Hard on the heels of the recent Hubble photograph of 2003 UB313 comes further news on the size of this increasingly interesting object. While Hubble showed that the newly discovered ’10th planet’ was only slightly larger than Pluto (and therefore smaller than originally thought), a German team has now provided further data suggesting that the object has a diameter of about 3000 kilometers, roughly 700 kilometers larger than that of Pluto.
Measuring distant objects is tricky enough at Pluto’s distance, but 2003 UB313 can reach 97 AU at the most distant point in its orbit, almost twice as far as Pluto ever gets from the Sun. To get an accurate reading, astronomers must know something about the reflectivity of the object. But what Frank Bertoldi (University of Bonn and the Max-Planck-Institute for Radioastronomy) and Wilhelm Altenhoff (MPIfR) managed to do was to combine optical observations with heat measurements at a wavelength of 1.2 mm, where reflected sunlight is negligible. The astronomers believe the surface of 2003 UB313 reflects 60 percent of the light that strikes it from the Sun, a reflectivity similar to Pluto.
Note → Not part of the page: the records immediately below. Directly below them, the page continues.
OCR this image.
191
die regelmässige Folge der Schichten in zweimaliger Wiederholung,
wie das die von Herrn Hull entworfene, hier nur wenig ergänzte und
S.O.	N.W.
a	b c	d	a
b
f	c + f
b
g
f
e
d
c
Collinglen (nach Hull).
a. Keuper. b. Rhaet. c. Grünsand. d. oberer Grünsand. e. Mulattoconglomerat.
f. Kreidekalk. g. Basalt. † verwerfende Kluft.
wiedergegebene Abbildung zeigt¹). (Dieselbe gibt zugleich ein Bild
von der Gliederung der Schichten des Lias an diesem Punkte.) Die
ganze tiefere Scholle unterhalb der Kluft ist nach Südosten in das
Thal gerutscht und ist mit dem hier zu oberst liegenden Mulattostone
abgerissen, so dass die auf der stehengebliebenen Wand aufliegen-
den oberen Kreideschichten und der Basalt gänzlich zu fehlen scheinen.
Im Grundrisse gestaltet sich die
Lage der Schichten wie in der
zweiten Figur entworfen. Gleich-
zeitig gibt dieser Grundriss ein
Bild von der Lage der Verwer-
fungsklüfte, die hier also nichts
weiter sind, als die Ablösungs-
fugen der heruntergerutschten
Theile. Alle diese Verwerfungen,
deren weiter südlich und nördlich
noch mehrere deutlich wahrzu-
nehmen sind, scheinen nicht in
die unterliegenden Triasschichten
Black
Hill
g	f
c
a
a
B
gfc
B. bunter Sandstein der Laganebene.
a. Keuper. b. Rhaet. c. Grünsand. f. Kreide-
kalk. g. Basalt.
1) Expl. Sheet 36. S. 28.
Image: Estimated size of 2003 UB313’s diameter based on the Bonn studies, and compared with that of the Pluto, Charon, Earth, and the Moon. Source: Max-Planck-Institute for Radioastronomy.
The Bonn work and the Hubble photograph seem to point to different conclusions, with the slightly smaller world suggested by Hubble being significantly more reflective than the somewhat larger, darker object painted by these thermal studies. It will be fascinating to watch further observations come together on a Kuiper Belt object that challenges our definition of the word ‘planet’. The paper is Bertoldi, Altenhoff et al., “The trans-neptunian object UB313 is larger than Pluto,” in Nature (February 2, 2006).